Mais il est également de notre responsabilité d’alerter Mme la Ministre, ainsi que les responsables des différents sites, sur les risques liés à une mise en oeuvre précipitée des restructurations. Bâtir des projets au niveau des stratégies d’établissements ne suffit pas ; leur réussite à court, moyen et long terme ainsi que la continuité des missions de service public passe de manière indispensable par une large association des Facs de sciences depuis la définition stratégique des évolutions jusqu’à leur mise en oeuvre.

Par ailleurs, nous sommes en mesure d’observer certains invariants dans plusieurs projets, conduisant notamment à une remise en question des modèle scientifiques, pédagogiques et démocratiques des UFR, tels que la séparation du continuum licence – master ou le passage d’activités des UFR dans un modèle « d’Ecole » sélectives. Si nous sommes ouverts aux expérimentations (et nous l’avons déjà démontré au travers par exemple du College “sciences” de l’université de Bordeaux, intégré et actif dans notre réseau des Facs de sciences), nous souhaitons rappeler que nos Facultés ont su allier depuis de nombreuses années l’excellence sociale, professionnelle et académique. Principales vecteurs d’ascenseur social pour les étudiants, principales pourvoyeurs de cadres scientifiques pour les entreprises et de chercheurs pour les laboratoires, elles offrent aux enseignants-chercheurs qui en sont membres la possibilité de conduire des carrière diverses et équilibrées entre leurs différentes missions, en fonction de leur curseur d’intérêt. C’est pourquoi nous demandons qu’une attention particulière soit accordée sur la pérennité de ces identités dans les modèles expérimentaux qui sont explorés sur les différents sites.

Il ne s’agit pas de demander un retour en arrière vers un modèle purement « facultaire », mais bien de préparer l’avenir avec de grands ensembles scientifiques au sein des universités, alliant licence master et doctorat, ayant une compétence recherche, et qui soit garant de la cohérence globale des activités d’enseignement supérieur dans le grand champ des sciences et technologies. La CDUS se tient à la disposition des porteurs de projets pour travailler dans ce sens, et suivra avec attention les évolutions concernant les Facs de sciences du territoire.

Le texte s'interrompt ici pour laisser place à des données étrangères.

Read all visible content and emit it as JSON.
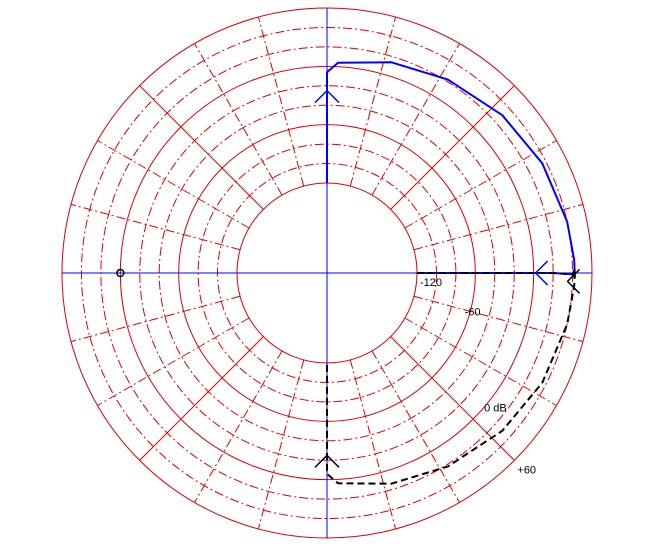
{
  "chart_data": {
    "type": "line",
    "title": "",
    "subtitle": "",
    "description_type": "polar-log-nyquist",
    "db_rings": [
      -120,
      -60,
      0,
      60
    ],
    "db_range": [
      -120,
      60
    ],
    "inner_ring_db": -120,
    "dashed_rings_db": [
      -100,
      -80,
      -40,
      -20,
      20,
      40
    ],
    "spoke_angles_deg": [
      0,
      45,
      90,
      135,
      180,
      225,
      270,
      315
    ],
    "dashed_spoke_angles_deg": [
      15,
      30,
      60,
      75,
      105,
      120,
      150,
      165,
      195,
      210,
      240,
      255,
      285,
      300,
      330,
      345
    ],
    "tick_labels": [
      {
        "text": "-120",
        "db": -120,
        "angle_deg": 0,
        "position": "below-right"
      },
      {
        "text": "-60",
        "db": -60,
        "angle_deg": -11,
        "position": "below"
      },
      {
        "text": "0 dB",
        "db": 0,
        "angle_deg": -37,
        "position": "below"
      },
      {
        "text": "+60",
        "db": 60,
        "angle_deg": -45,
        "position": "below-right"
      }
    ],
    "critical_point": {
      "db": 0,
      "angle_deg": 180,
      "label": ""
    },
    "series": [
      {
        "color": "#0000ff",
        "style": "solid",
        "points": [
          {
            "db": -120,
            "angle_deg": 90
          },
          {
            "db": -6,
            "angle_deg": 90
          },
          {
            "db": 4,
            "angle_deg": 87
          },
          {
            "db": 14,
            "angle_deg": 73
          },
          {
            "db": 22,
            "angle_deg": 58
          },
          {
            "db": 30,
            "angle_deg": 42
          },
          {
            "db": 36,
            "angle_deg": 27
          },
          {
            "db": 40,
            "angle_deg": 12
          },
          {
            "db": 42,
            "angle_deg": 3
          },
          {
            "db": 42.5,
            "angle_deg": -1
          },
          {
            "db": 40,
            "angle_deg": -0.3
          },
          {
            "db": 20,
            "angle_deg": 0
          },
          {
            "db": -60,
            "angle_deg": 0
          },
          {
            "db": -120,
            "angle_deg": 0
          }
        ],
        "arrows": [
          {
            "db": -25,
            "angle_deg": 90,
            "direction": "up"
          },
          {
            "db": 2,
            "angle_deg": 0,
            "direction": "left"
          }
        ]
      },
      {
        "color": "#000000",
        "style": "dashed",
        "points": [
          {
            "db": -120,
            "angle_deg": 0
          },
          {
            "db": 20,
            "angle_deg": 0
          },
          {
            "db": 40,
            "angle_deg": -0.3
          },
          {
            "db": 42.5,
            "angle_deg": 1
          },
          {
            "db": 42,
            "angle_deg": -3
          },
          {
            "db": 40,
            "angle_deg": -12
          },
          {
            "db": 36,
            "angle_deg": -27
          },
          {
            "db": 30,
            "angle_deg": -42
          },
          {
            "db": 22,
            "angle_deg": -58
          },
          {
            "db": 14,
            "angle_deg": -73
          },
          {
            "db": 4,
            "angle_deg": -87
          },
          {
            "db": -6,
            "angle_deg": -90
          },
          {
            "db": -120,
            "angle_deg": -90
          }
        ],
        "arrows": [
          {
            "db": -25,
            "angle_deg": -90,
            "direction": "up"
          },
          {
            "db": 35,
            "angle_deg": -2,
            "direction": "left"
          }
        ]
      }
    ],
    "colors": {
      "grid": "#e00000",
      "axes": "#0000ff",
      "positive_branch": "#0000ff",
      "negative_branch": "#000000",
      "background": "#ffffff"
    },
    "grid": true,
    "legend": "none"
  }
}
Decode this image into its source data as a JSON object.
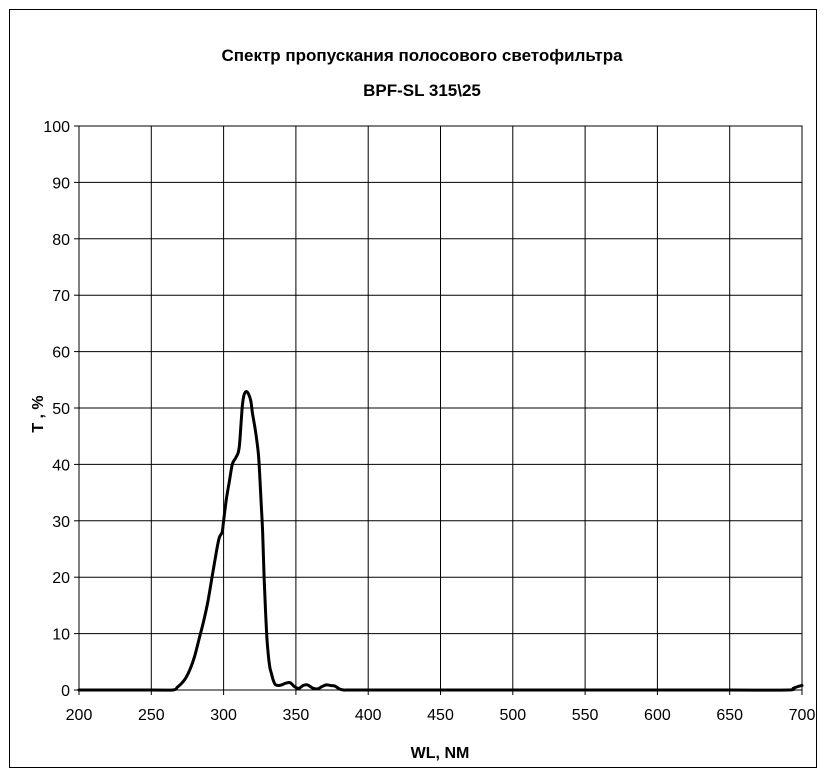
{
  "chart_data": {
    "type": "line",
    "title": "Спектр пропускания полосового светофильтра",
    "subtitle": "BPF-SL 315\\25",
    "xlabel": "WL, NM",
    "ylabel": "T , %",
    "xlim": [
      200,
      700
    ],
    "ylim": [
      0,
      100
    ],
    "x_ticks": [
      200,
      250,
      300,
      350,
      400,
      450,
      500,
      550,
      600,
      650,
      700
    ],
    "y_ticks": [
      0,
      10,
      20,
      30,
      40,
      50,
      60,
      70,
      80,
      90,
      100
    ],
    "grid": true,
    "legend": "none",
    "series": [
      {
        "color": "#000000",
        "x": [
          200,
          250,
          265,
          268,
          271,
          274,
          277,
          280,
          283,
          286,
          289,
          292,
          295,
          297,
          299,
          300,
          302,
          304,
          306,
          308,
          310,
          311,
          312,
          313,
          314,
          315,
          316,
          317,
          318,
          319,
          320,
          322,
          324,
          325,
          326,
          327,
          328,
          329,
          330,
          331,
          332,
          333,
          334,
          335,
          336,
          338,
          340,
          343,
          346,
          349,
          352,
          355,
          358,
          362,
          365,
          368,
          371,
          374,
          377,
          380,
          383,
          386,
          390,
          400,
          450,
          500,
          550,
          600,
          650,
          690,
          694,
          697,
          700
        ],
        "y": [
          0,
          0,
          0,
          0.5,
          1.2,
          2.2,
          3.8,
          6,
          9,
          12,
          15.5,
          20,
          24.5,
          27,
          28,
          30,
          34,
          37,
          40,
          41,
          42,
          43.5,
          47,
          50.5,
          52.2,
          52.8,
          52.9,
          52.6,
          52,
          51,
          49,
          46,
          42,
          38,
          33,
          28,
          20,
          14,
          9,
          6,
          4,
          3,
          2,
          1.3,
          0.9,
          0.8,
          0.9,
          1.2,
          1.3,
          0.6,
          0.3,
          0.8,
          0.9,
          0.3,
          0.2,
          0.6,
          0.9,
          0.8,
          0.7,
          0.2,
          0,
          0,
          0,
          0,
          0,
          0,
          0,
          0,
          0,
          0,
          0.3,
          0.6,
          0.8
        ]
      }
    ]
  }
}
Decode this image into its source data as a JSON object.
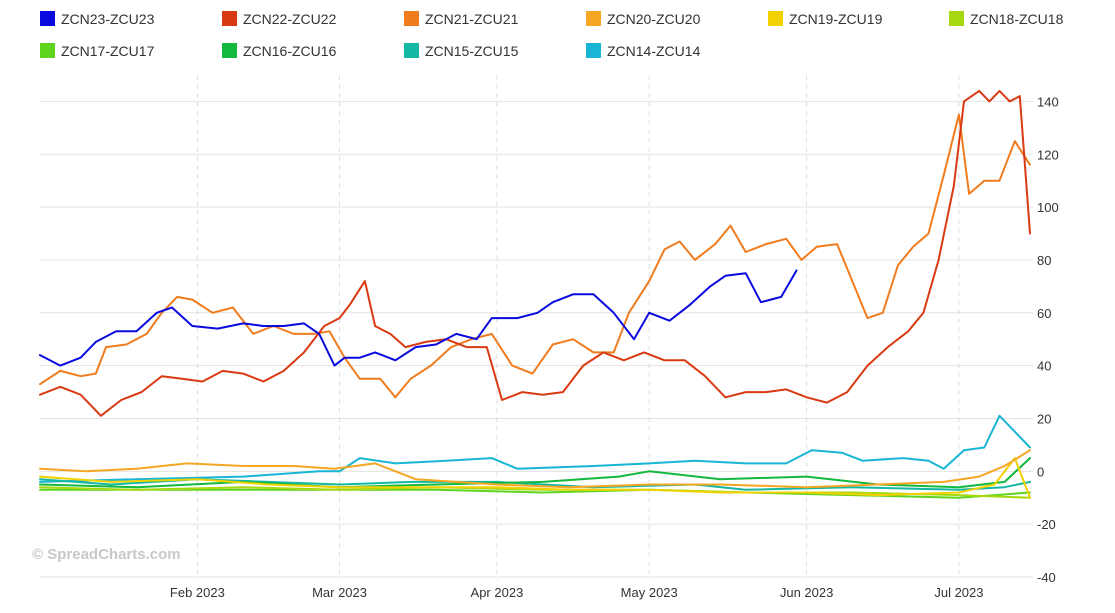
{
  "watermark": "© SpreadCharts.com",
  "chart_data": {
    "type": "line",
    "title": "",
    "xlabel": "",
    "ylabel": "",
    "x_axis": {
      "start": "2023-01-01",
      "end": "2023-07-15",
      "ticks": [
        {
          "date": "2023-02-01",
          "label": "Feb 2023"
        },
        {
          "date": "2023-03-01",
          "label": "Mar 2023"
        },
        {
          "date": "2023-04-01",
          "label": "Apr 2023"
        },
        {
          "date": "2023-05-01",
          "label": "May 2023"
        },
        {
          "date": "2023-06-01",
          "label": "Jun 2023"
        },
        {
          "date": "2023-07-01",
          "label": "Jul 2023"
        }
      ]
    },
    "ylim": [
      -40,
      150
    ],
    "yticks": [
      -40,
      -20,
      0,
      20,
      40,
      60,
      80,
      100,
      120,
      140
    ],
    "legend_position": "top",
    "series": [
      {
        "name": "ZCN23-ZCU23",
        "color": "#0a0adf",
        "points": [
          [
            "2023-01-01",
            44
          ],
          [
            "2023-01-05",
            40
          ],
          [
            "2023-01-09",
            43
          ],
          [
            "2023-01-12",
            49
          ],
          [
            "2023-01-16",
            53
          ],
          [
            "2023-01-20",
            53
          ],
          [
            "2023-01-24",
            60
          ],
          [
            "2023-01-27",
            62
          ],
          [
            "2023-01-31",
            55
          ],
          [
            "2023-02-05",
            54
          ],
          [
            "2023-02-10",
            56
          ],
          [
            "2023-02-14",
            55
          ],
          [
            "2023-02-18",
            55
          ],
          [
            "2023-02-22",
            56
          ],
          [
            "2023-02-25",
            52
          ],
          [
            "2023-02-28",
            40
          ],
          [
            "2023-03-02",
            43
          ],
          [
            "2023-03-05",
            43
          ],
          [
            "2023-03-08",
            45
          ],
          [
            "2023-03-12",
            42
          ],
          [
            "2023-03-16",
            47
          ],
          [
            "2023-03-20",
            48
          ],
          [
            "2023-03-24",
            52
          ],
          [
            "2023-03-28",
            50
          ],
          [
            "2023-03-31",
            58
          ],
          [
            "2023-04-05",
            58
          ],
          [
            "2023-04-09",
            60
          ],
          [
            "2023-04-12",
            64
          ],
          [
            "2023-04-16",
            67
          ],
          [
            "2023-04-20",
            67
          ],
          [
            "2023-04-24",
            60
          ],
          [
            "2023-04-28",
            50
          ],
          [
            "2023-05-01",
            60
          ],
          [
            "2023-05-05",
            57
          ],
          [
            "2023-05-09",
            63
          ],
          [
            "2023-05-13",
            70
          ],
          [
            "2023-05-16",
            74
          ],
          [
            "2023-05-20",
            75
          ],
          [
            "2023-05-23",
            64
          ],
          [
            "2023-05-27",
            66
          ],
          [
            "2023-05-30",
            76
          ]
        ]
      },
      {
        "name": "ZCN22-ZCU22",
        "color": "#d93a12",
        "points": [
          [
            "2023-01-01",
            29
          ],
          [
            "2023-01-05",
            32
          ],
          [
            "2023-01-09",
            29
          ],
          [
            "2023-01-13",
            21
          ],
          [
            "2023-01-17",
            27
          ],
          [
            "2023-01-21",
            30
          ],
          [
            "2023-01-25",
            36
          ],
          [
            "2023-01-29",
            35
          ],
          [
            "2023-02-02",
            34
          ],
          [
            "2023-02-06",
            38
          ],
          [
            "2023-02-10",
            37
          ],
          [
            "2023-02-14",
            34
          ],
          [
            "2023-02-18",
            38
          ],
          [
            "2023-02-22",
            45
          ],
          [
            "2023-02-26",
            55
          ],
          [
            "2023-03-01",
            58
          ],
          [
            "2023-03-03",
            63
          ],
          [
            "2023-03-06",
            72
          ],
          [
            "2023-03-08",
            55
          ],
          [
            "2023-03-11",
            52
          ],
          [
            "2023-03-14",
            47
          ],
          [
            "2023-03-18",
            49
          ],
          [
            "2023-03-22",
            50
          ],
          [
            "2023-03-26",
            47
          ],
          [
            "2023-03-30",
            47
          ],
          [
            "2023-04-02",
            27
          ],
          [
            "2023-04-06",
            30
          ],
          [
            "2023-04-10",
            29
          ],
          [
            "2023-04-14",
            30
          ],
          [
            "2023-04-18",
            40
          ],
          [
            "2023-04-22",
            45
          ],
          [
            "2023-04-26",
            42
          ],
          [
            "2023-04-30",
            45
          ],
          [
            "2023-05-04",
            42
          ],
          [
            "2023-05-08",
            42
          ],
          [
            "2023-05-12",
            36
          ],
          [
            "2023-05-16",
            28
          ],
          [
            "2023-05-20",
            30
          ],
          [
            "2023-05-24",
            30
          ],
          [
            "2023-05-28",
            31
          ],
          [
            "2023-06-01",
            28
          ],
          [
            "2023-06-05",
            26
          ],
          [
            "2023-06-09",
            30
          ],
          [
            "2023-06-13",
            40
          ],
          [
            "2023-06-17",
            47
          ],
          [
            "2023-06-21",
            53
          ],
          [
            "2023-06-24",
            60
          ],
          [
            "2023-06-27",
            80
          ],
          [
            "2023-06-30",
            108
          ],
          [
            "2023-07-02",
            140
          ],
          [
            "2023-07-05",
            144
          ],
          [
            "2023-07-07",
            140
          ],
          [
            "2023-07-09",
            144
          ],
          [
            "2023-07-11",
            140
          ],
          [
            "2023-07-13",
            142
          ],
          [
            "2023-07-15",
            90
          ]
        ]
      },
      {
        "name": "ZCN21-ZCU21",
        "color": "#f07c1e",
        "points": [
          [
            "2023-01-01",
            33
          ],
          [
            "2023-01-05",
            38
          ],
          [
            "2023-01-09",
            36
          ],
          [
            "2023-01-12",
            37
          ],
          [
            "2023-01-14",
            47
          ],
          [
            "2023-01-18",
            48
          ],
          [
            "2023-01-22",
            52
          ],
          [
            "2023-01-25",
            60
          ],
          [
            "2023-01-28",
            66
          ],
          [
            "2023-01-31",
            65
          ],
          [
            "2023-02-04",
            60
          ],
          [
            "2023-02-08",
            62
          ],
          [
            "2023-02-12",
            52
          ],
          [
            "2023-02-16",
            55
          ],
          [
            "2023-02-20",
            52
          ],
          [
            "2023-02-24",
            52
          ],
          [
            "2023-02-27",
            53
          ],
          [
            "2023-03-02",
            43
          ],
          [
            "2023-03-05",
            35
          ],
          [
            "2023-03-09",
            35
          ],
          [
            "2023-03-12",
            28
          ],
          [
            "2023-03-15",
            35
          ],
          [
            "2023-03-19",
            40
          ],
          [
            "2023-03-23",
            47
          ],
          [
            "2023-03-27",
            50
          ],
          [
            "2023-03-31",
            52
          ],
          [
            "2023-04-04",
            40
          ],
          [
            "2023-04-08",
            37
          ],
          [
            "2023-04-12",
            48
          ],
          [
            "2023-04-16",
            50
          ],
          [
            "2023-04-20",
            45
          ],
          [
            "2023-04-24",
            45
          ],
          [
            "2023-04-27",
            60
          ],
          [
            "2023-05-01",
            72
          ],
          [
            "2023-05-04",
            84
          ],
          [
            "2023-05-07",
            87
          ],
          [
            "2023-05-10",
            80
          ],
          [
            "2023-05-14",
            86
          ],
          [
            "2023-05-17",
            93
          ],
          [
            "2023-05-20",
            83
          ],
          [
            "2023-05-24",
            86
          ],
          [
            "2023-05-28",
            88
          ],
          [
            "2023-05-31",
            80
          ],
          [
            "2023-06-03",
            85
          ],
          [
            "2023-06-07",
            86
          ],
          [
            "2023-06-10",
            72
          ],
          [
            "2023-06-13",
            58
          ],
          [
            "2023-06-16",
            60
          ],
          [
            "2023-06-19",
            78
          ],
          [
            "2023-06-22",
            85
          ],
          [
            "2023-06-25",
            90
          ],
          [
            "2023-06-28",
            112
          ],
          [
            "2023-07-01",
            135
          ],
          [
            "2023-07-03",
            105
          ],
          [
            "2023-07-06",
            110
          ],
          [
            "2023-07-09",
            110
          ],
          [
            "2023-07-12",
            125
          ],
          [
            "2023-07-15",
            116
          ]
        ]
      },
      {
        "name": "ZCN20-ZCU20",
        "color": "#f5a623",
        "points": [
          [
            "2023-01-01",
            1
          ],
          [
            "2023-01-10",
            0
          ],
          [
            "2023-01-20",
            1
          ],
          [
            "2023-01-30",
            3
          ],
          [
            "2023-02-10",
            2
          ],
          [
            "2023-02-20",
            2
          ],
          [
            "2023-02-28",
            1
          ],
          [
            "2023-03-08",
            3
          ],
          [
            "2023-03-16",
            -3
          ],
          [
            "2023-03-24",
            -4
          ],
          [
            "2023-04-01",
            -5
          ],
          [
            "2023-04-15",
            -6
          ],
          [
            "2023-05-01",
            -5
          ],
          [
            "2023-05-15",
            -5
          ],
          [
            "2023-06-01",
            -6
          ],
          [
            "2023-06-15",
            -5
          ],
          [
            "2023-06-28",
            -4
          ],
          [
            "2023-07-05",
            -2
          ],
          [
            "2023-07-10",
            2
          ],
          [
            "2023-07-15",
            8
          ]
        ]
      },
      {
        "name": "ZCN19-ZCU19",
        "color": "#f2d100",
        "points": [
          [
            "2023-01-01",
            -2
          ],
          [
            "2023-01-15",
            -4
          ],
          [
            "2023-02-01",
            -3
          ],
          [
            "2023-02-15",
            -5
          ],
          [
            "2023-03-01",
            -6
          ],
          [
            "2023-03-15",
            -6
          ],
          [
            "2023-04-01",
            -6
          ],
          [
            "2023-04-15",
            -7
          ],
          [
            "2023-05-01",
            -7
          ],
          [
            "2023-05-15",
            -8
          ],
          [
            "2023-06-01",
            -8
          ],
          [
            "2023-06-15",
            -9
          ],
          [
            "2023-07-01",
            -8
          ],
          [
            "2023-07-08",
            -5
          ],
          [
            "2023-07-12",
            5
          ],
          [
            "2023-07-15",
            -10
          ]
        ]
      },
      {
        "name": "ZCN18-ZCU18",
        "color": "#a7d80f",
        "points": [
          [
            "2023-01-01",
            -6
          ],
          [
            "2023-01-20",
            -7
          ],
          [
            "2023-02-10",
            -6
          ],
          [
            "2023-03-01",
            -7
          ],
          [
            "2023-03-20",
            -6
          ],
          [
            "2023-04-10",
            -7
          ],
          [
            "2023-05-01",
            -7
          ],
          [
            "2023-05-20",
            -8
          ],
          [
            "2023-06-10",
            -8
          ],
          [
            "2023-07-01",
            -9
          ],
          [
            "2023-07-15",
            -10
          ]
        ]
      },
      {
        "name": "ZCN17-ZCU17",
        "color": "#5fd41f",
        "points": [
          [
            "2023-01-01",
            -7
          ],
          [
            "2023-01-20",
            -7
          ],
          [
            "2023-02-10",
            -7
          ],
          [
            "2023-03-01",
            -7
          ],
          [
            "2023-03-20",
            -7
          ],
          [
            "2023-04-10",
            -8
          ],
          [
            "2023-05-01",
            -7
          ],
          [
            "2023-05-20",
            -8
          ],
          [
            "2023-06-10",
            -9
          ],
          [
            "2023-07-01",
            -10
          ],
          [
            "2023-07-15",
            -8
          ]
        ]
      },
      {
        "name": "ZCN16-ZCU16",
        "color": "#13b83e",
        "points": [
          [
            "2023-01-01",
            -5
          ],
          [
            "2023-01-20",
            -6
          ],
          [
            "2023-02-10",
            -4
          ],
          [
            "2023-03-01",
            -6
          ],
          [
            "2023-03-20",
            -5
          ],
          [
            "2023-04-10",
            -4
          ],
          [
            "2023-04-25",
            -2
          ],
          [
            "2023-05-01",
            0
          ],
          [
            "2023-05-15",
            -3
          ],
          [
            "2023-06-01",
            -2
          ],
          [
            "2023-06-15",
            -5
          ],
          [
            "2023-07-01",
            -6
          ],
          [
            "2023-07-10",
            -4
          ],
          [
            "2023-07-15",
            5
          ]
        ]
      },
      {
        "name": "ZCN15-ZCU15",
        "color": "#15b8a2",
        "points": [
          [
            "2023-01-01",
            -3
          ],
          [
            "2023-01-15",
            -5
          ],
          [
            "2023-02-01",
            -3
          ],
          [
            "2023-02-15",
            -4
          ],
          [
            "2023-03-01",
            -5
          ],
          [
            "2023-03-15",
            -4
          ],
          [
            "2023-04-01",
            -4
          ],
          [
            "2023-04-20",
            -6
          ],
          [
            "2023-05-10",
            -5
          ],
          [
            "2023-05-20",
            -7
          ],
          [
            "2023-06-10",
            -6
          ],
          [
            "2023-07-01",
            -7
          ],
          [
            "2023-07-10",
            -6
          ],
          [
            "2023-07-15",
            -4
          ]
        ]
      },
      {
        "name": "ZCN14-ZCU14",
        "color": "#18b6d4",
        "points": [
          [
            "2023-01-01",
            -4
          ],
          [
            "2023-01-20",
            -3
          ],
          [
            "2023-02-10",
            -2
          ],
          [
            "2023-02-25",
            0
          ],
          [
            "2023-03-01",
            0
          ],
          [
            "2023-03-05",
            5
          ],
          [
            "2023-03-12",
            3
          ],
          [
            "2023-03-22",
            4
          ],
          [
            "2023-03-31",
            5
          ],
          [
            "2023-04-05",
            1
          ],
          [
            "2023-04-20",
            2
          ],
          [
            "2023-05-01",
            3
          ],
          [
            "2023-05-10",
            4
          ],
          [
            "2023-05-20",
            3
          ],
          [
            "2023-05-28",
            3
          ],
          [
            "2023-06-02",
            8
          ],
          [
            "2023-06-08",
            7
          ],
          [
            "2023-06-12",
            4
          ],
          [
            "2023-06-20",
            5
          ],
          [
            "2023-06-25",
            4
          ],
          [
            "2023-06-28",
            1
          ],
          [
            "2023-07-02",
            8
          ],
          [
            "2023-07-06",
            9
          ],
          [
            "2023-07-09",
            21
          ],
          [
            "2023-07-15",
            9
          ]
        ]
      }
    ]
  }
}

Une méthode inacceptable à l’Université LYON 1

C’est dans ce contexte que la CDUS tient à attirer l’attention concernant la situation du projet “Université Cible” du site de Lyon / Saint-Etienne. En effet, une évolution majeure de la Faculté des Sciences et Technologies est annoncée au premier janvier 2019, en interne de l’Université LYON 1 : séparation du cycle licence, séparation des disciplines dans trois composantes selon un logique sciences de la vie, sciences de l’ingénieur, sciences fondamentales.

Les conditions de démocratie, de transparence et de dialogue dans lesquelles cette transformation est conduite ne sont pas acceptables. Ainsi la CDUS soutient la demande des personnels de la Faculté des Sciences et Technologies de Lyon 1 auprès du Président de l’Université LYON 1 de ne pas amorcer de changement structurel qui entrerait en vigueur AVANT que l’organisation de « l’Université Cible » ne soit connue, et approuvée par un consensus des cinq établissements membres du rapprochement.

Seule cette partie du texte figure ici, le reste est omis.